Demolition Man was the set opener bringing the anticipating crowd to the quick reality of holy cow this is going to be great night! Copeland's signature quick beats and fiery fills were on full display as the sound system had plenty of punch to get his point across. King Of Pain and Murder By Numbers were the next two songs, the three singers voices blended beautifully together, giving the songs angelic nuance with extraordinary vocal power and control. Roxanne was the fourth song and Copeland said, "you may not recognize this one at first, we mixed it up a bit!" It was cool and melodic and yes, a bit disguised at first, but then it came around to its familiarity and singalong qualities. It was a wonderful display of creativity and presentation.

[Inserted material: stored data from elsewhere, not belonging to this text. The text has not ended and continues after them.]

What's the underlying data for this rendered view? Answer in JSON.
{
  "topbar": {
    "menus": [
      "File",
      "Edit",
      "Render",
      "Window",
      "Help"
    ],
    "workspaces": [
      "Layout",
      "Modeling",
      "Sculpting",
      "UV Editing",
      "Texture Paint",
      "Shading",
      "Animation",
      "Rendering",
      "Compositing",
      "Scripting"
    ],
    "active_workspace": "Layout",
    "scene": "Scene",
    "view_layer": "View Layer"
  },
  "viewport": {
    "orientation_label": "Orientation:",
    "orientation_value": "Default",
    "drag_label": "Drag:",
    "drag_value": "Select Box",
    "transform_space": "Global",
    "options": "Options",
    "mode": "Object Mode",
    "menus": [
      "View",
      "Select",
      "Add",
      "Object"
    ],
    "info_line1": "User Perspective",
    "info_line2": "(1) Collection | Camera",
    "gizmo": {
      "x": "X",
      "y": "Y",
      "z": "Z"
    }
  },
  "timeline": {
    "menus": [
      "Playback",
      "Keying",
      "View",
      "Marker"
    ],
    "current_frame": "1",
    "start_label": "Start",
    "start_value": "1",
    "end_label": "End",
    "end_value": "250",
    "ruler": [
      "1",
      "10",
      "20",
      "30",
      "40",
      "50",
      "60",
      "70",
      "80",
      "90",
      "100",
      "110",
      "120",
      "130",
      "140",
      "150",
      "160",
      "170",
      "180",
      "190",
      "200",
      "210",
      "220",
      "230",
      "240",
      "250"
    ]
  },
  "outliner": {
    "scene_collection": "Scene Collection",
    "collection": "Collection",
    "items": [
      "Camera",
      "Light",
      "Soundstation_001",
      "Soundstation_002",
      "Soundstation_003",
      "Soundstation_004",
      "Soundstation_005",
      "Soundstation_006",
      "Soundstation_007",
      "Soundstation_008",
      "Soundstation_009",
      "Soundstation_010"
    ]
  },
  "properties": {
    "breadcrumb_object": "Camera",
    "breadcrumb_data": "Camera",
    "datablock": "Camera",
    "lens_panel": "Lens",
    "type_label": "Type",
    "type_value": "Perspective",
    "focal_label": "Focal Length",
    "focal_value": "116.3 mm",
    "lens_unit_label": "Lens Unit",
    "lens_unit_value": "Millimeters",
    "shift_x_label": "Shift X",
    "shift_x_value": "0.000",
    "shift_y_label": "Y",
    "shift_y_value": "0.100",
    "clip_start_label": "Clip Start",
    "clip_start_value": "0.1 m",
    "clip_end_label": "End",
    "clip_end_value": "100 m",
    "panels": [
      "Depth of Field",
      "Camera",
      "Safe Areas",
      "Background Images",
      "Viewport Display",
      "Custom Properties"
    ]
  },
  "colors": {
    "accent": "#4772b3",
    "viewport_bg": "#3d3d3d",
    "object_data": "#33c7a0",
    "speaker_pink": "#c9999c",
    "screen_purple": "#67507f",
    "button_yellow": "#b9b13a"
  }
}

The set was packed with hits from different periods in The Police’s domination of the music world. Tea In Sahara, One World Is Enough, Spirits In The Material World were all in there. The orchestra gave powerful fullness, calm angelic subtle qualities, and divine interpretation of the songs. Copeland's warm and humorous personality shined through as he told stories of how songs originated in different times and places. He talked about his former band mates Sting and Andy Summers and their adventures together. It was much more than a concert; it was a history lesson of another time and it was very relatable to the audience as we were right there with them on the exploration. All we had to do was turn on the radio to be part of the journey. The Police touched so many lives in so many ways, and their body of work will remain for the world to enjoy long after the lights go down on our generation.
The show powered through hit after hit, the expectation of what was coming next was a calm nervousness since there are so many great songs you want to hear. It really was amazing to hear all these songs played together live. It was alike the world's greatest compilation album of hits delivered to you all in one fine evening. Also on the magical musical docket was Equalizer, Every Breath You Take, Walking In Your Footsteps, Orchestra Jam, The Beds Too Big Without You, Don’t Stand So Close To Me, Message In A Bottle, Regatta de Blanc, Every Little Thing She Does Is Magic and Walking On The Moon.
What a great performance and a fantastic evening. Thank you to Stewart Copeland and his band, The Fort Collins Symphony Orchestra, The Lincoln Center, and the Bohemian Foundation for giving the fans the gift of music.